Do último sonho, do último porre


Rafael Vendetta

Sem poesias. Vamos aos fatos agora.

Tudo começou como um sonho. Vamos ao sonho:

Um acidente de ônibus. Micro-ônibus. O micro-ônibus tomba, as pessoas saem, ninguém se fere, eu estou fora, assisto a tudo. Meu pai vai chamar ajuda. Eu vejo um ambulância chegar atrasada, todos estão bem, ninguém se fere. Eu caminho. Vejo meu bolo de morango(*), mas (até) no sonho eu me confundo. É uma pessoa parecida(guarde este trecho iremos para a realidade com ele mais a frente), mas não é ela. Eu caminho. Fim da parte A.

Estou no prédio da minha faculdade(eu sinto que é, mas na verdade não é o prédio…).

Eu entro numa sala que está interditada. É o instituto de física. Eu abro a porta, invado o local. Todo o chão é de madeira, placas de madeira. Há um cômodo, com janelas, portas, todas lacradas com madeira, eu vou para outro cômodo, quando piso no chão deste cômodo algumas madeiras do chão rangem, quebram, eu quase caio lá embaixo e vejo que há um outro cômodo secreto debaixo deste piso desta sala. Tenho medo de cair, volto a outra sala do cômodo, abro algumas janelas, portas(na verdade elas se descortinam), vejo pessoas lá fora. A sensação é de estar num castelo. Tento fechar tais portas, tais janelas, mas elas não fecham. As madeiras que a escoram caem, nada se encaixa novamente no lugar. Eu volto para o ambiente dois, o ambiente onde o piso cai, e eu desco para o ambiente, me jogo pelo buraco criado no piso. E vou para outro lugar.

Um lugar secreto, nos subterrâneos da minha faculdade(ou seria da minha mente?).

Eu desco. Vou andando. É um galpão. Enorme. Ninguém. Eu me esgueiro pelas colunas que sustentam o teto, desco até o chão acho uma pequena escada, subo, e vejo um teto suspenso, um piso suspenso neste galpão, neste piso, milhões de brinquedos de criança(minha infância armazenada? escondida?), tem muitos bichos de pelúcia, em sacos plásticos, gigantes, eu me impressiono com tudo aquilo. Alguém está roubando a infância de alguém? Estão em bom estado. Mostram organização. A infância guardada, organizada, escondida. Dois duendes passam por mim. Não são duendes. Eu acho que são crianças, mas me lembro no sonho o trecho do poema do Nietzsche: “… este duende que corre entre vós…”.
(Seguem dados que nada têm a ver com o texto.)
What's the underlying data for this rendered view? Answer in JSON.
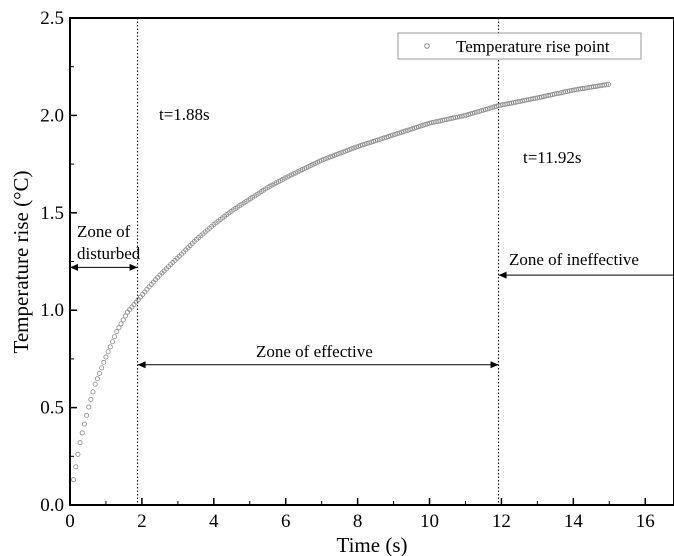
{
  "chart_data": {
    "type": "scatter",
    "title": "",
    "xlabel": "Time (s)",
    "ylabel": "Temperature rise (°C)",
    "xlim": [
      0,
      16.8
    ],
    "ylim": [
      0,
      2.5
    ],
    "xticks": [
      0,
      2,
      4,
      6,
      8,
      10,
      12,
      14,
      16
    ],
    "yticks": [
      0.0,
      0.5,
      1.0,
      1.5,
      2.0,
      2.5
    ],
    "xtick_labels": [
      "0",
      "2",
      "4",
      "6",
      "8",
      "10",
      "12",
      "14",
      "16"
    ],
    "ytick_labels": [
      "0.0",
      "0.5",
      "1.0",
      "1.5",
      "2.0",
      "2.5"
    ],
    "grid": false,
    "legend_position": "top-right",
    "series": [
      {
        "name": "Temperature rise point",
        "marker": "open-circle",
        "color": "#8a8a8a",
        "x": [
          0.1,
          0.2,
          0.3,
          0.5,
          0.7,
          1.0,
          1.3,
          1.6,
          1.88,
          2.2,
          2.5,
          3,
          3.5,
          4,
          4.5,
          5,
          5.5,
          6,
          7,
          8,
          9,
          10,
          11,
          11.92,
          13,
          14,
          15
        ],
        "y": [
          0.13,
          0.24,
          0.34,
          0.49,
          0.62,
          0.76,
          0.89,
          0.99,
          1.05,
          1.12,
          1.18,
          1.27,
          1.36,
          1.44,
          1.51,
          1.57,
          1.63,
          1.68,
          1.77,
          1.84,
          1.9,
          1.96,
          2.0,
          2.05,
          2.09,
          2.13,
          2.16
        ]
      }
    ],
    "vlines": [
      1.88,
      11.92
    ],
    "annotations": {
      "t1": "t=1.88s",
      "t2": "t=11.92s",
      "zone_disturbed_line1": "Zone of",
      "zone_disturbed_line2": "disturbed",
      "zone_effective": "Zone of effective",
      "zone_ineffective": "Zone of ineffective"
    },
    "zone_arrows": [
      {
        "from": 0,
        "to": 1.88,
        "y": 1.22
      },
      {
        "from": 1.88,
        "to": 11.92,
        "y": 0.72
      },
      {
        "from": 11.92,
        "to": 16.8,
        "y": 1.18
      }
    ]
  }
}
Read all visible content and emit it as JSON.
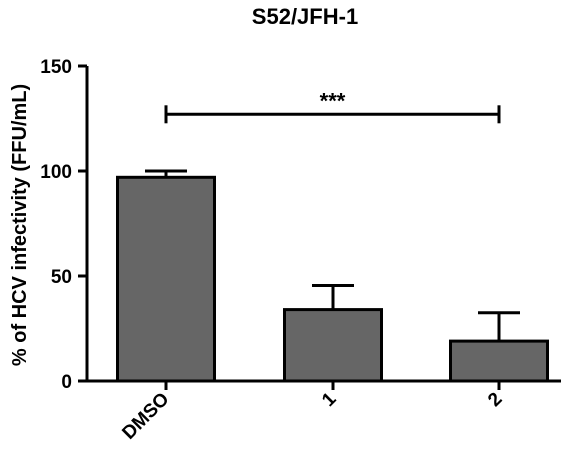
{
  "chart_data": {
    "type": "bar",
    "title": "S52/JFH-1",
    "xlabel": "",
    "ylabel": "% of HCV infectivity (FFU/mL)",
    "categories": [
      "DMSO",
      "1",
      "2"
    ],
    "values": [
      97,
      34,
      19
    ],
    "error_upper": [
      3,
      11.5,
      13.5
    ],
    "ylim": [
      0,
      150
    ],
    "yticks": [
      0,
      50,
      100,
      150
    ],
    "bar_color": "#666666",
    "grid": false,
    "legend": "none",
    "significance": {
      "label": "***",
      "from_category": "DMSO",
      "to_category": "2",
      "level": 127
    }
  }
}
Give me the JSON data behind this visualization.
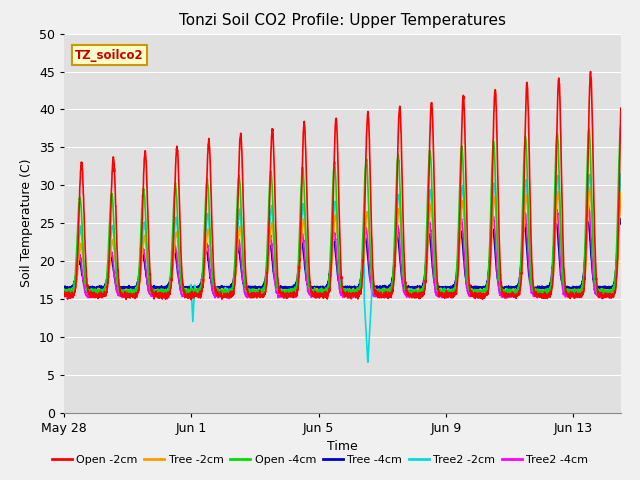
{
  "title": "Tonzi Soil CO2 Profile: Upper Temperatures",
  "xlabel": "Time",
  "ylabel": "Soil Temperature (C)",
  "ylim": [
    0,
    50
  ],
  "xlim_days": [
    0,
    17.5
  ],
  "fig_facecolor": "#f0f0f0",
  "plot_bg_color": "#e0e0e0",
  "grid_color": "#ffffff",
  "title_fontsize": 11,
  "label_fontsize": 9,
  "tick_fontsize": 9,
  "watermark_text": "TZ_soilco2",
  "watermark_bg": "#ffffcc",
  "watermark_border": "#cc9900",
  "series": {
    "Open -2cm": {
      "color": "#ff0000",
      "lw": 1.2
    },
    "Tree -2cm": {
      "color": "#ff9900",
      "lw": 1.2
    },
    "Open -4cm": {
      "color": "#00dd00",
      "lw": 1.2
    },
    "Tree -4cm": {
      "color": "#0000cc",
      "lw": 1.2
    },
    "Tree2 -2cm": {
      "color": "#00dddd",
      "lw": 1.2
    },
    "Tree2 -4cm": {
      "color": "#ff00ff",
      "lw": 1.2
    }
  },
  "x_tick_labels": [
    "May 28",
    "Jun 1",
    "Jun 5",
    "Jun 9",
    "Jun 13"
  ],
  "x_tick_positions": [
    0,
    4,
    8,
    12,
    16
  ],
  "yticks": [
    0,
    5,
    10,
    15,
    20,
    25,
    30,
    35,
    40,
    45,
    50
  ],
  "cyan_spike1_day": 4.05,
  "cyan_spike1_val": 12.0,
  "cyan_spike2_day": 9.55,
  "cyan_spike2_val": 6.5
}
Não são duendes. Eu agarro um deles. São bonecos, bonecas de criança que andam, mexem os olhos, quando eu agarro um deles, ele(ou ela) simplesmente permanece parad@ como algo inanimado, mas o outro corre no meio do piso elevado do galpão. Duas pessoas neste momento passam na parte de baixo do galpão. Eu me escondo atrás da parede onde se escondem os brinquedos. Uma ruiva passa pelo galpão. Cabelos vermelhos longos e uma outra mulher que não me recordo a aparência. Um dos duendes joga um dos bichos de pelúcia nas duas mulheres, nas ruivas. Joga vários. Eu jogo também alguns eu acho. A ruiva e a outra mulher olham, ficam assustadas, procuram os autores do golpe. Correm… Eu pulo o tal muro. Corro atrás delas. Os duendes ficam. Eu corro atravesso o galpão para um lugar muito maior. Elas estão bem mais a frente, eu me lembro que tento alcançá-las para explicar que foram os duendes e não eu os que atiraram os bichos de pelúcia.
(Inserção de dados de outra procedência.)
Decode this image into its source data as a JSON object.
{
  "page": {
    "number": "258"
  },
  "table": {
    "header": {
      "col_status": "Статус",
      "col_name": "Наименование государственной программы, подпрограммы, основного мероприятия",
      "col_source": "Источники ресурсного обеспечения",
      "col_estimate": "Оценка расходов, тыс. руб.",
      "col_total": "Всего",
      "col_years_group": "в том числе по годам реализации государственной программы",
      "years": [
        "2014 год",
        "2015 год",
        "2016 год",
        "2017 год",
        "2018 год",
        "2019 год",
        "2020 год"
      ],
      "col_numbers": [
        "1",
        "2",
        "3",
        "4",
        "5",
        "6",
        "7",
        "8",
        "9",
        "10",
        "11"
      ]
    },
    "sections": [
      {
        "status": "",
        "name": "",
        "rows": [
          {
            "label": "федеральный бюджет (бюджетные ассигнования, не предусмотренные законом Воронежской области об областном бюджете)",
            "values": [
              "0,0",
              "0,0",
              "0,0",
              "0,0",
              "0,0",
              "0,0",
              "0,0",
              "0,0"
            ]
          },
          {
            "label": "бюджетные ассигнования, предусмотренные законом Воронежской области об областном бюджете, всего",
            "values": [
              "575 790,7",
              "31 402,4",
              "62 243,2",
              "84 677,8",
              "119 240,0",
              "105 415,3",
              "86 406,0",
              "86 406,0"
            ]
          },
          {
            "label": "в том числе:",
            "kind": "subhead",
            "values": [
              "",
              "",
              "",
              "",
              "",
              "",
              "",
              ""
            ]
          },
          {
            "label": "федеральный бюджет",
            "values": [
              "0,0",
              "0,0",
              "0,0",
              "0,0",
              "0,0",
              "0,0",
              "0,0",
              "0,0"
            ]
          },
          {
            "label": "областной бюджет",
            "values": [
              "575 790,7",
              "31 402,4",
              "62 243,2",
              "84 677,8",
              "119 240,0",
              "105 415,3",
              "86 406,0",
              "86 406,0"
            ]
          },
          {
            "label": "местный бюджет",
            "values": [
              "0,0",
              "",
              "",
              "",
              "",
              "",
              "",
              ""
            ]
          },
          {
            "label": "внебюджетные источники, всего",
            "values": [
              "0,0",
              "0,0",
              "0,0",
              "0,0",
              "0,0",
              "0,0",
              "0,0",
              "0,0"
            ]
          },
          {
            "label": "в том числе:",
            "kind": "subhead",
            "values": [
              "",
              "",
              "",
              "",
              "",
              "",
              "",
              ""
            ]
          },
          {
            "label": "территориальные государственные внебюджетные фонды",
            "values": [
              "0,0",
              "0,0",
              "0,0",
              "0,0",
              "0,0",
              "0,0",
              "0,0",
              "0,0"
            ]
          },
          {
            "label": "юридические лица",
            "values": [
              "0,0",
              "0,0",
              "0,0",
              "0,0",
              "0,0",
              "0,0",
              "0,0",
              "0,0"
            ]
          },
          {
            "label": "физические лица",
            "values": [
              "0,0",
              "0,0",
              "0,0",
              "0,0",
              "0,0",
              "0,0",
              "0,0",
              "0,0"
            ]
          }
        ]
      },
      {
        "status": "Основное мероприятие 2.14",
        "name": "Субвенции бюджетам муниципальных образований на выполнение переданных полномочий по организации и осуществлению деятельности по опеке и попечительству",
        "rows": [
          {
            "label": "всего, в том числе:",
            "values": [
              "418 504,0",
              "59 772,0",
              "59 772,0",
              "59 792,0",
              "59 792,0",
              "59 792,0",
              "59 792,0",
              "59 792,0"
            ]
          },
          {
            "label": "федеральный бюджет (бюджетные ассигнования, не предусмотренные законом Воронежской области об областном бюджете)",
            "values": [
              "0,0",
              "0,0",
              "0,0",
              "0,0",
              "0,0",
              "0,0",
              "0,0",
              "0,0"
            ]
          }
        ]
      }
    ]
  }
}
Enquanto eu corro em direção a elas, dois homens vem em direção a mim. Eles gritam, me avisam, “o que está fazendo”, acho que vão me agredir, um mal entendido. Eu alcanço a ruiva, seguro ela, mas os dois homens, rapazes, vem em direção a mim. Eu explico, tento explicar tudo. Dou um mortal com o corpo para trás. Uns passos de capoeira, uma estrela no ar. E as coisas se explicam. Eles não me agridem.

Eu acordo. E só me lembro disso até agora.

Na realidade. Encontro uma ruiva. E um simulacro de ruiva(o trecho que eu pedi para guardar). As coisas vão se encaixando. A noite cai. Cai e eu fico sozinho, no ponto de ônibus. A falsa ruiva vai embora muito cedo. Ela não é tão ruiva quanto eu pensei. Estou vendo a ruiva em todos os lugares eu imaginei. E é verdade.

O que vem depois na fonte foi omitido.